A few final comments:

  • "That's my story, and I'm sticking to it." This popular phrase illustrates the I-levels and the moves we make between them. The first half ("That's my story") is spoken in an I2 state. It stands outside the story. If it were in the story, it would say, "This is my story." The second half ("and I'm sticking with it") is spoken from the I1 state. It's spoken as though one is popping out of one's routine story for the briefest moment and then popping right back into it. It's an ironic statement because it recognizes that it's just a story but then commits to it anyway -- a very human and humble gesture: "I know I'm just guessing, and still I'm going to stick with my bet."
  • In searching for a true self, one always gets trapped with the nested-Russian-doll problem. With the four I's story, there is a kind of nesting, too, but it's different; the layers are impressions, thoughts that could be thought, no more necessarily solid than pink rhinos with candy-cane horns. They are self-impressions from different levels, conceptions of the self, not real, in-the-world selves.
  • I-level chauvinists abound. I0 chauvinists say, "Stop thinking, and just be." I1 chauvinists say, "Live a purpose-driven life." I2 chauvinists say, "Doubt everything." I¥ chauvinists say, "You can't know anything with certainty, so don't even try." Despite all this advice, few of us dwell at one level alone. The trick is to become multilevelheaded, taking advantage of the benefits and avoiding the costs of each I-level. Introspective intelligence is like mastering golf, knowing which I-ron is best for which shot. Cultivate good habits, not bad ones (I0). Tell unexamined stories that grow you in the right directions, and not the wrong ones (I1). Examine your counterproductive stories but not your productive ones (I2). And remember that there's no true self to tell you for sure what's good and what's bad (I¥).

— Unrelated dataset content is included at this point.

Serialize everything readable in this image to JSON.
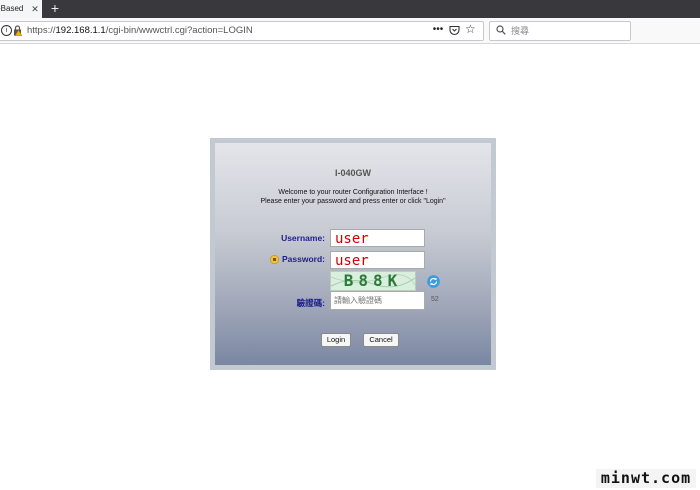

Four I's: first there's unconscious being,

Then there's me with my stories agreeing,

then I'm catching me at it

which reduces dogmatics,

next, a bigger schematic that's freeing.

So, OK, this all sounds like some nice Buddhist thing or some-such, yes? BUT . . . this is relevant to our work as men.

What are them stories you tell about yourself? Who are you when you say, "I . . . ." Do you only see the "me" the looks out through those eye sockets? Do you see yourself as an object of your awareness? Do you identify the various "I-s" and "me-s" that show up in your life? Do you see yourself as a socially constructed self, giving you the freedom to be any of those other perspectives?

All of these are developmental perspectives (highly simplified, and in doing so removing much of their subtlety and complexity.

The point is that in moving beyond worn out ways of being masculinity, we need to be able to hold all of our assumptions, beliefs, ideals, and values as objects in our awareness - and we need to be able to see all the various ways we enact those assumptions, beliefs, ideals, and values in our lives.

Only then can we have the freedom to choose what is the best fit for us as individuals. Only then can choose from all of the available forms of masculinities to construct the one that fits us as unique human males.